Commissioners sign agreement with public health

Thu, 12/18/2008 - 4:41pm
By: Ben Nelms

Coweta County commissioners Dec. 11 signed a Memorandum of Agreement (MOA) with Georgia Division of Public Health (DPH) District 4 to address aspects of the county’s participation to facilitate the planning, plan evaluation and future exercises relating to pandemic influenza. While not present in the United States, the H5N1 strain of influenza, commonly referred to as avian flu, has been slowly spreading among humans in Asia and Africa and has become one of the world’s most virulent killers.

The agreement with DPH Dist. 4 will provide Coweta with $10,000 in federal funds from the Emergency Preparedness Pandemic Influenza Planning Program and will provide an up-to-date response plan that will reflect the Public Health Priority Outcomes of prevention, health, promotion and protection, according to Dist. 4 Emergency Preparedness Director Charles Reneau in a letter to the board. DPH will also support local community partners by providing written and technical assistance as requested, Reneau said. The grant requires that the funds be used only for developing and furthering the development of pandemic flu All-Hazards plans and assessing the efficacy of those plans, said Reneau.

Cities and counties throughout the United States and their counterparts around the world have been conducting table-top drills and mock exercises for nearly three years. The need for such exercises began to emerge in 2003 and 2004, when two factors became evident. As with many flu strains, H5N1 jumped the species barrier from birds to human but, thankfully, has had only minimal success in being transmitted from human to human. That initial jump, combined with the extremely high death rate of those infected, is what has caused alarm. What had been a critically high death rate of 55 percent in 2003-2004 has now advanced to more than 63 percent in 2008.

In the DPH agreement, Coweta will establish an All-Hazards Emergency Coordinating Committee representing all stakeholders, support the development of community-based plans and exercises, and appoint an elected official to the All-Hazards Planning Board. The county also agrees to schedule an exercise within 6 months and to support an on-going program of planning and evaluation for a community-based response.

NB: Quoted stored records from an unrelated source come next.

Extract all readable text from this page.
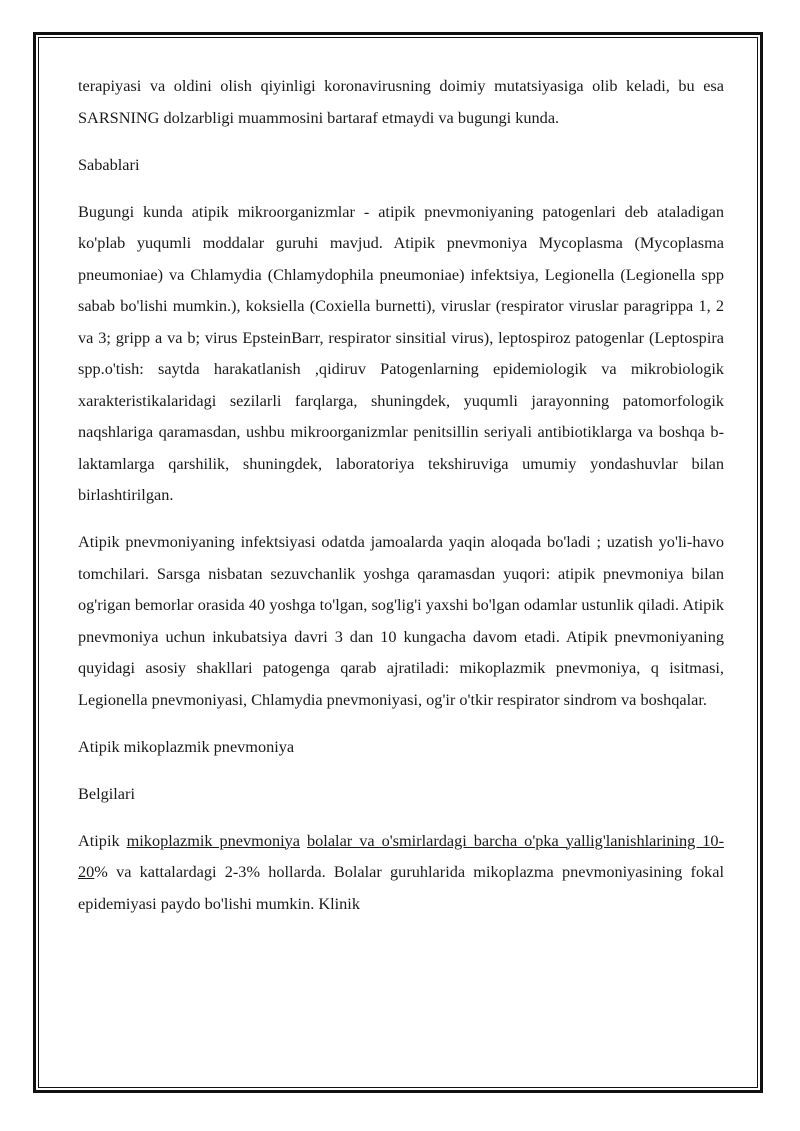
terapiyasi va oldini olish qiyinligi koronavirusning doimiy mutatsiyasiga olib keladi, bu esa SARSNING dolzarbligi muammosini bartaraf etmaydi va bugungi kunda.

Sabablari

Bugungi kunda atipik mikroorganizmlar - atipik pnevmoniyaning patogenlari deb ataladigan ko'plab yuqumli moddalar guruhi mavjud. Atipik pnevmoniya Mycoplasma (Mycoplasma pneumoniae) va Chlamydia (Chlamydophila pneumoniae) infektsiya, Legionella (Legionella spp sabab bo'lishi mumkin.), koksiella (Coxiella burnetti), viruslar (respirator viruslar paragrippa 1, 2 va 3; gripp a va b; virus EpsteinBarr, respirator sinsitial virus), leptospiroz patogenlar (Leptospira spp.o'tish: saytda harakatlanish ,qidiruv Patogenlarning epidemiologik va mikrobiologik xarakteristikalaridagi sezilarli farqlarga, shuningdek, yuqumli jarayonning patomorfologik naqshlariga qaramasdan, ushbu mikroorganizmlar penitsillin seriyali antibiotiklarga va boshqa b-laktamlarga qarshilik, shuningdek, laboratoriya tekshiruviga umumiy yondashuvlar bilan birlashtirilgan.

Atipik pnevmoniyaning infektsiyasi odatda jamoalarda yaqin aloqada bo'ladi ; uzatish yo'li-havo tomchilari. Sarsga nisbatan sezuvchanlik yoshga qaramasdan yuqori: atipik pnevmoniya bilan og'rigan bemorlar orasida 40 yoshga to'lgan, sog'lig'i yaxshi bo'lgan odamlar ustunlik qiladi. Atipik pnevmoniya uchun inkubatsiya davri 3 dan 10 kungacha davom etadi. Atipik pnevmoniyaning quyidagi asosiy shakllari patogenga qarab ajratiladi: mikoplazmik pnevmoniya, q isitmasi, Legionella pnevmoniyasi, Chlamydia pnevmoniyasi, og'ir o'tkir respirator sindrom va boshqalar.

Atipik mikoplazmik pnevmoniya

Belgilari

Atipik mikoplazmik pnevmoniya bolalar va o'smirlardagi barcha o'pka yallig'lanishlarining 10-20% va kattalardagi 2-3% hollarda. Bolalar guruhlarida mikoplazma pnevmoniyasining fokal epidemiyasi paydo bo'lishi mumkin. Klinik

Rare cases of human-to-human transmission have been documented, such as the case of several family members in Sumatra dying after only one family member came in contact with an infected chicken. Epidemiologists are concerned that if the strain mutates from human to human sufficiently it could set off a pandemic. Today’s frequent global travel and the incubation period noted with H5N1 greatly enhances that probability.